Whether it’s automatically identifying preferred restaurants when a user asks Amazon’s Echo and Alexa to order a pizza, or suggesting that a user move a conflicting appointment to a different time when scheduling a meeting. There are few better arguments for better personalization. I believe the growth of bots will accelerate an approach that infers and acts on anticipated next steps. I also believe that, once users see how personalization can impact their daily lives, the reaction will be far more positive.
But it’s not all about the technology. To ensure the future of personalization is more approachable than alarming, we first need to understand the “creepy factor” behind the tech. For those working behind the scenes to make personalization a reality, it’s easy to forget what the final product (or even the idea of it) feels like to the average online user. We need to acknowledge the common fear that companies will have too much control over what users see, turning curation into censorship. Just look at the recent debate about Facebook’s censorship of content in its Trending Stories section. Once a company loses trust, it’s hard to get it back.

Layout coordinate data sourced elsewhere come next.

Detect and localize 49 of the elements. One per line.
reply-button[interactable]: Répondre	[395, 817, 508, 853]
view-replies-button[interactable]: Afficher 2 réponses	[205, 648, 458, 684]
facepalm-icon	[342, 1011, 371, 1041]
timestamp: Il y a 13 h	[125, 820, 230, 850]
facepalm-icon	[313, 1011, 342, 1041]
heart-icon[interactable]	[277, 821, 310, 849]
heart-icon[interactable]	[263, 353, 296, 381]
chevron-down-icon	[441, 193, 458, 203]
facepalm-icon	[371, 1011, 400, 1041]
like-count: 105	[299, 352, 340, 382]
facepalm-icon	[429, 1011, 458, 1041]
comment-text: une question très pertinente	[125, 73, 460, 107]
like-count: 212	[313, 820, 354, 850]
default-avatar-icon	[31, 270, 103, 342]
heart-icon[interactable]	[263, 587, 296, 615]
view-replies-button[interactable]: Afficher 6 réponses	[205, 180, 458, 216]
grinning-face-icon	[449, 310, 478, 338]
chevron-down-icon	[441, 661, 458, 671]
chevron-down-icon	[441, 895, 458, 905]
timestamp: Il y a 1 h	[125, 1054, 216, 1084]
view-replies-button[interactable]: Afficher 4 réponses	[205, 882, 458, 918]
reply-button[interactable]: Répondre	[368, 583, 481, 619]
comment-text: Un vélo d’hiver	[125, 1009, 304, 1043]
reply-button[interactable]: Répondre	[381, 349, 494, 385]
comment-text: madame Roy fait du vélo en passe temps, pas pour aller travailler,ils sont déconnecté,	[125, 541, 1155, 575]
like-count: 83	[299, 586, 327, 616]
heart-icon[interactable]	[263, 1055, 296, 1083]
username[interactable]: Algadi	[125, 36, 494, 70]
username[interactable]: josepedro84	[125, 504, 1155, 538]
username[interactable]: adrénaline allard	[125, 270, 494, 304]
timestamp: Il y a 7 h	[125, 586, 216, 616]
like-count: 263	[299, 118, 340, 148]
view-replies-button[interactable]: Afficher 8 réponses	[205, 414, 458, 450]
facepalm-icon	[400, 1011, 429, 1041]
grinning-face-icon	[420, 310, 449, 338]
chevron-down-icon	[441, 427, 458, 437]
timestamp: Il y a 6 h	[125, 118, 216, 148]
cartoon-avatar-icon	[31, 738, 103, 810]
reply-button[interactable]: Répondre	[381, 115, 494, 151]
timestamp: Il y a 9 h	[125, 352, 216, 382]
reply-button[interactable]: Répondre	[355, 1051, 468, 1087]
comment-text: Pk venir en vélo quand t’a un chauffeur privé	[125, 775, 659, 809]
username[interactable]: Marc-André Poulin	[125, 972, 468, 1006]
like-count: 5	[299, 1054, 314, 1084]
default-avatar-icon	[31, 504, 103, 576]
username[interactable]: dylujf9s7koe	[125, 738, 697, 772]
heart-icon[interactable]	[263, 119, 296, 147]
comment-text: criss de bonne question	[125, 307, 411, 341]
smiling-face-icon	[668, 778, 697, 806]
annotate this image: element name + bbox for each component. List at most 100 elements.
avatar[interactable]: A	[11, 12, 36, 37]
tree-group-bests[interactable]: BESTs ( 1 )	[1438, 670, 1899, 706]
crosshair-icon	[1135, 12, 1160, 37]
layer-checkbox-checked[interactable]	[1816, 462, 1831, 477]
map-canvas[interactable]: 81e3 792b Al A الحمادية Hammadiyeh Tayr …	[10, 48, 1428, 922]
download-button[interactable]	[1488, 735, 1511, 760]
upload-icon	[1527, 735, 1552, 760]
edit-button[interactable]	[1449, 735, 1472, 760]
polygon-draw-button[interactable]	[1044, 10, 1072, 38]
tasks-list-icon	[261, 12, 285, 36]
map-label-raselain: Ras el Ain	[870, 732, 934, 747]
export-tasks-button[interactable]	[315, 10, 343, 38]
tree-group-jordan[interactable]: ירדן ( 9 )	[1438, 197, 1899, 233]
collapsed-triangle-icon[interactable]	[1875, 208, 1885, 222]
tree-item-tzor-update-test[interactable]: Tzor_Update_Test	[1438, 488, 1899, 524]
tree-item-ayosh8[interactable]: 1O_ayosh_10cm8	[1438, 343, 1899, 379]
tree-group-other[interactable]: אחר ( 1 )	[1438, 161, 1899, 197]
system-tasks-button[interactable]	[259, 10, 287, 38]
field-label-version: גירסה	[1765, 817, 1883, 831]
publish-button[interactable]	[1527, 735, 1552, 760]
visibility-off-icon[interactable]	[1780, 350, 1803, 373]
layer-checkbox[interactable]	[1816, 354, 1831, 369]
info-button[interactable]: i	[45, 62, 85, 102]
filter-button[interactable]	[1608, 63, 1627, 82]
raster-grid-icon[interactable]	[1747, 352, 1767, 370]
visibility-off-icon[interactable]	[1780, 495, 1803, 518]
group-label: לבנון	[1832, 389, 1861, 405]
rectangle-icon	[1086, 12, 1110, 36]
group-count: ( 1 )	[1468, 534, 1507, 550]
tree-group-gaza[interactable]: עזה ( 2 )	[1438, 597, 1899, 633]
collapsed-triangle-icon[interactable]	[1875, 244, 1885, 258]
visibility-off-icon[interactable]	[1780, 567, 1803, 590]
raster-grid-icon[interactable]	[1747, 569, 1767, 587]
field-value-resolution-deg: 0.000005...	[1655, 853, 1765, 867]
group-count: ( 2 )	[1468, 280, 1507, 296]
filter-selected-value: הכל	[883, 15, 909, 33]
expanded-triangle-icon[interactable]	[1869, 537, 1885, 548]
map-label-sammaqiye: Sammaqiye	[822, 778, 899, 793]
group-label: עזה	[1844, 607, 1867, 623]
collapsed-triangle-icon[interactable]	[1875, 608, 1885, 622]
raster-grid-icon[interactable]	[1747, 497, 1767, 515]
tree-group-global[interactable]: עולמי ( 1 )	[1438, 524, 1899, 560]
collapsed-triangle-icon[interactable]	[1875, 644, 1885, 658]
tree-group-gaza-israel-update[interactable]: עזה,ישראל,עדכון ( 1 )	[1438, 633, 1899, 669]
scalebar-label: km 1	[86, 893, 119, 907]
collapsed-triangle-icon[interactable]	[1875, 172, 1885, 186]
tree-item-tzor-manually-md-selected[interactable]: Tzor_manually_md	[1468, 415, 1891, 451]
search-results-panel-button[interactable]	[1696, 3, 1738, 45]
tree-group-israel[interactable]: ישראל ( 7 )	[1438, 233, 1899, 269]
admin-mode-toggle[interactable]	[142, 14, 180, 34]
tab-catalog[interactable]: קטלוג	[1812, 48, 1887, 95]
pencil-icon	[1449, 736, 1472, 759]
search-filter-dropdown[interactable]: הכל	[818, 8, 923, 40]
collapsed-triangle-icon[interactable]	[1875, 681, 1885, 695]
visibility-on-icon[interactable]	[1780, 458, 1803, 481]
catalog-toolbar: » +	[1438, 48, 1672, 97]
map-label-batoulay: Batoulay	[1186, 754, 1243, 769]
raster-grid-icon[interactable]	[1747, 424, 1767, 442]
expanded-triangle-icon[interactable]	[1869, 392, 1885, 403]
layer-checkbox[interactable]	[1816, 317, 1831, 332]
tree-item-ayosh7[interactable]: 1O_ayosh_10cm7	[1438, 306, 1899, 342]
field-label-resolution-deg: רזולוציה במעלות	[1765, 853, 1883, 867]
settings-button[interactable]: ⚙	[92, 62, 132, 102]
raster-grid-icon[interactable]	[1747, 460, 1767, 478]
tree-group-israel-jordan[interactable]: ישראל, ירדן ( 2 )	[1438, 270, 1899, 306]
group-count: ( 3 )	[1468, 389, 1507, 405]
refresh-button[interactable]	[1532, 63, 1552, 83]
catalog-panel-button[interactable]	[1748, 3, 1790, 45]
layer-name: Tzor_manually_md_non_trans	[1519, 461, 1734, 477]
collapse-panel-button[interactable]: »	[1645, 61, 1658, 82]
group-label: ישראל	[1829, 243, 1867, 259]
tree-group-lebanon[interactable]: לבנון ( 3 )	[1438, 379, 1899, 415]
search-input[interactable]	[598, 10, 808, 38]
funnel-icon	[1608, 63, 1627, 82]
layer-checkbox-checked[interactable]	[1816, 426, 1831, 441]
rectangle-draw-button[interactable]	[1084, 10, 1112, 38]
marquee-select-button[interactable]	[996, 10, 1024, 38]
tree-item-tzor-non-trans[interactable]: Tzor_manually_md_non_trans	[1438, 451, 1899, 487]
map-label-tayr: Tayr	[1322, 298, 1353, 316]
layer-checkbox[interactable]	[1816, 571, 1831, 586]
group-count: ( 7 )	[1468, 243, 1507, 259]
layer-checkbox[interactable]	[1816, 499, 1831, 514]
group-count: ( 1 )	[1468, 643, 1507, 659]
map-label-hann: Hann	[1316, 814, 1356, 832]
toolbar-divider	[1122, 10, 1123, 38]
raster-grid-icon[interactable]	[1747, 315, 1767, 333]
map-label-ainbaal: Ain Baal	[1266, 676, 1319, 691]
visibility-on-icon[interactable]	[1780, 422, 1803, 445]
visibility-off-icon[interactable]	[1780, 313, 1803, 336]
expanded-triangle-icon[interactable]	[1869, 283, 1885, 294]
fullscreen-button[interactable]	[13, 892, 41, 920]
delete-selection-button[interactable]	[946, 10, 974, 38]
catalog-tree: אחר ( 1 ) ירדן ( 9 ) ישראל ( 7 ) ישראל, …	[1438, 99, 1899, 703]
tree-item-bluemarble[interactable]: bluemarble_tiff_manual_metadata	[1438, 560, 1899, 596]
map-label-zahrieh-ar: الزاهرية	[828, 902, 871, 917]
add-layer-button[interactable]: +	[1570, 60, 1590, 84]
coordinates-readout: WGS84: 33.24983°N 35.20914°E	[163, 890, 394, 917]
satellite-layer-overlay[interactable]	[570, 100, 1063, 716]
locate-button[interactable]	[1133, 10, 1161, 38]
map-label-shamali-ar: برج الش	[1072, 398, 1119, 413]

It’ll take getting over some major technological and communication roadblocks before personalization is accepted by the masses and understood as a way to engineer better experiences — not lead consumers down the wrong path. We have the opportunity to deliver users a far better online experience, and guidance will become even more crucial as the number of websites continues to skyrocket.
Ultimately, better personalization is essential and inevitable, but it will require trust from all parties involved to work. For brands, it’s the best way to broaden outreach to potential customers, upsell existing ones and drive bottom-line business results. For customers, it’s a necessary way to sort through the clutter and improve the efficiency and relevancy of their online experience. Now, we just need to get there.